Sunday, December 21, 2008

Nonprofit Professionals Will Get Us Through This; That's You and Me

Have a Merry Kwanzaa, Happy Hanukkah, Merry Christmas, and a Happy Winter Solstice! We wish everyone best wishes in 2009!

It has been an exceptional year in many many ways. Without a doubt, 2008 has presented the most difficult economy for nonprofits to operate in, during my career. The downside, of course, is that many nonprofits across the United States, are being forced to reduce services, merge, or (sadly) close permanently. Nonprofits fill all kinds of voids such as complacency, indifference, lack of access, little research, poor or no funding, lack of public knowledge, lack of expertise, infringements on legal oversight, etc. Nonprofits are often a last hope for many. As nonprofit organizations, ours' is an extended hand and it is staggering to think that many of those hands will be removed from our communities. Amid most governments' budget cuts, reduced donating, financial instability, financial scandals, and an uncertain economic outlook - we're all sort of sitting up a little more straight in the chair, and gripping the sides of the seat.

The up side to this kind of adversity is that we're all going through this together. Adversity can unite and unify and has already begun to. In the face of a challenge Americans, historically, have risen to the struggle innovating, pulling together, and sticking in the fight. This economy has forced the very same amongst nonprofits, across the United States. Professional nonprofit affiliations are hosting all kinds of nonprofit forums to provide a public commons for us nonprofit professionals come together for an hour or two to discuss the financial issues we, individually, are facing at each of our organizations, and to then share or brainstorm solutions. Out of adversity comes exceptional leaps forward in theory, method, and best practices. Despite how concerned I am for this country's nonprofit sector, I look forward to learning about your innovation, new methods, and learning about what you 'invented' and shared, in effect, adding to our sector's best practices. Yes, I'm looking at you. Where else does this unification, brainstorming, trial and error, innovation, and discovery come from? I'm standing right next to you, on this front line, doing my work to move us all forward, too.

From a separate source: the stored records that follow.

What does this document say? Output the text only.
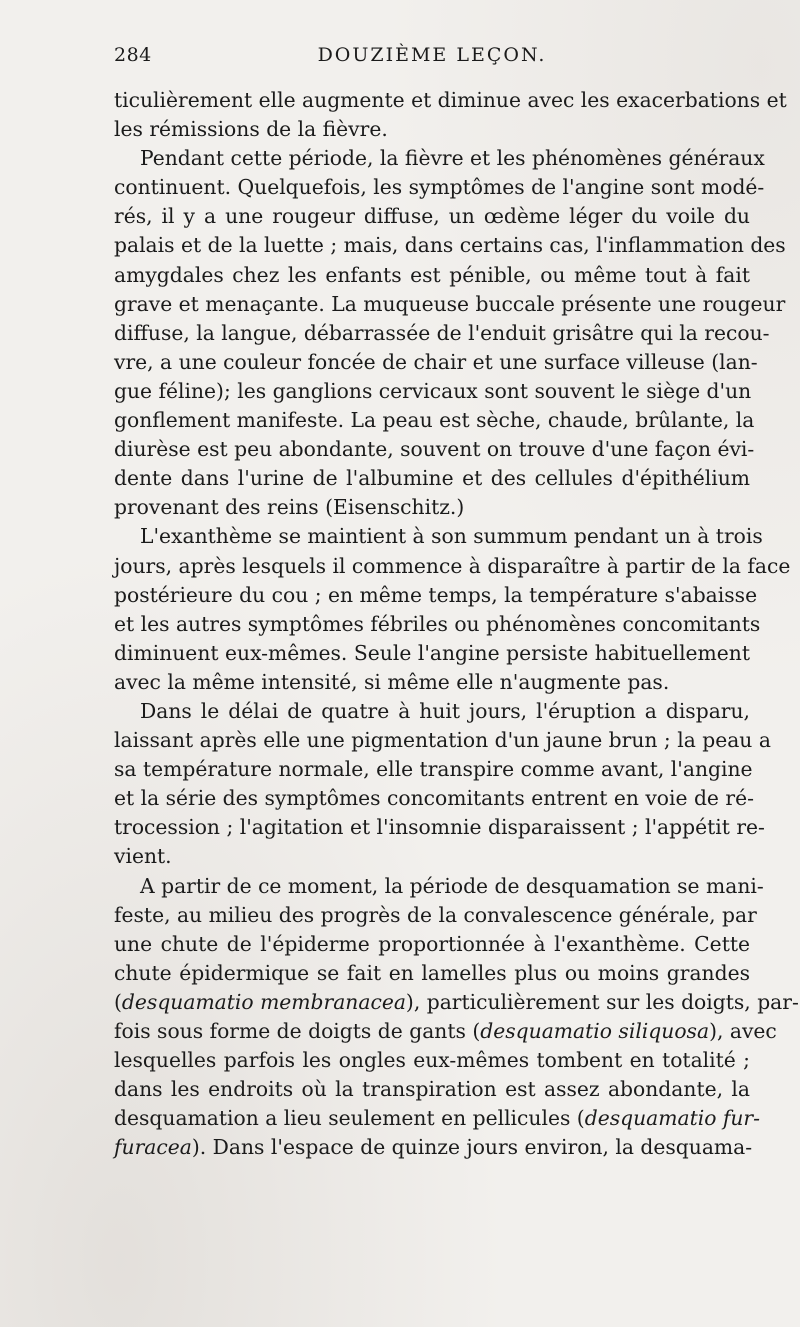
284	DOUZIÈME LEÇON.
ticulièrement elle augmente et diminue avec les exacerbations et
les rémissions de la fièvre.
Pendant cette période, la fièvre et les phénomènes généraux
continuent. Quelquefois, les symptômes de l'angine sont modé-
rés, il y a une rougeur diffuse, un œdème léger du voile du
palais et de la luette ; mais, dans certains cas, l'inflammation des
amygdales chez les enfants est pénible, ou même tout à fait
grave et menaçante. La muqueuse buccale présente une rougeur
diffuse, la langue, débarrassée de l'enduit grisâtre qui la recou-
vre, a une couleur foncée de chair et une surface villeuse (lan-
gue féline); les ganglions cervicaux sont souvent le siège d'un
gonflement manifeste. La peau est sèche, chaude, brûlante, la
diurèse est peu abondante, souvent on trouve d'une façon évi-
dente dans l'urine de l'albumine et des cellules d'épithélium
provenant des reins (Eisenschitz.)
L'exanthème se maintient à son summum pendant un à trois
jours, après lesquels il commence à disparaître à partir de la face
postérieure du cou ; en même temps, la température s'abaisse
et les autres symptômes fébriles ou phénomènes concomitants
diminuent eux-mêmes. Seule l'angine persiste habituellement
avec la même intensité, si même elle n'augmente pas.
Dans le délai de quatre à huit jours, l'éruption a disparu,
laissant après elle une pigmentation d'un jaune brun ; la peau a
sa température normale, elle transpire comme avant, l'angine
et la série des symptômes concomitants entrent en voie de ré-
trocession ; l'agitation et l'insomnie disparaissent ; l'appétit re-
vient.
A partir de ce moment, la période de desquamation se mani-
feste, au milieu des progrès de la convalescence générale, par
une chute de l'épiderme proportionnée à l'exanthème. Cette
chute épidermique se fait en lamelles plus ou moins grandes
(desquamatio membranacea), particulièrement sur les doigts, par-
fois sous forme de doigts de gants (desquamatio siliquosa), avec
lesquelles parfois les ongles eux-mêmes tombent en totalité ;
dans les endroits où la transpiration est assez abondante, la
desquamation a lieu seulement en pellicules (desquamatio fur-
furacea). Dans l'espace de quinze jours environ, la desquama-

Despite these difficulties, we must keep the very inspiration, passion, or whatever the flame is, inside you, that brought you to the nonprofit sector alive in ourselves and one another. We've attempted to be there for you and your organization by providing our 'free consultations' series, these past months, on this blog. It isn't a time to horde knowledge or expertise. Our communities' weakest, most under-represented, or disenfranchised are at risk. If your local United Way or just some unofficial but sincere group of nonprofit leaders, in your community, is getting nonprofit representatives together to discuss the challenges of this economy - consider joining that talk. Be there for that brown bag lunch. Make time after work, that evening. Move that meeting, or whatever you need to do to be a part of the solution making. You may think that you have nothing new or innovative to contribute; but who knows, before they discover or innovate something new that they were about to? In a discussion with our professional colleagues, you'll likely learn something new that you and your organization could use in these tough times; and listening to others who also live and work in your community may stimulate ideas or resources that you just haven't thought of (yet), on your own. Despite a common misconception that we are all competing for the exact same single donation dollar; we can come together, as professionals in the same sector, to share. The truth is that donors give to different causes, in different geographic locations, for different reasons. We are not all competing for one donor's single dollar. Also, donors give to what they are passionate about and often that's more than one cause or issue. We are all developing donors interested in our organization's single cause and the work that our organization succeeds at. Be confident in your constituency's dedication and open up to the community, for the sake of each and all of our organizations' missions.

It's a difficult time, but we can be there for one another, even as professionals. Your organization, the organization down the street, and my organization benefits when you and I show up for the 'fight'. In 2009 keep your eyes on the horizon. Watch for the innovation and new professional nonprofit best practices that comes out of this tough economy.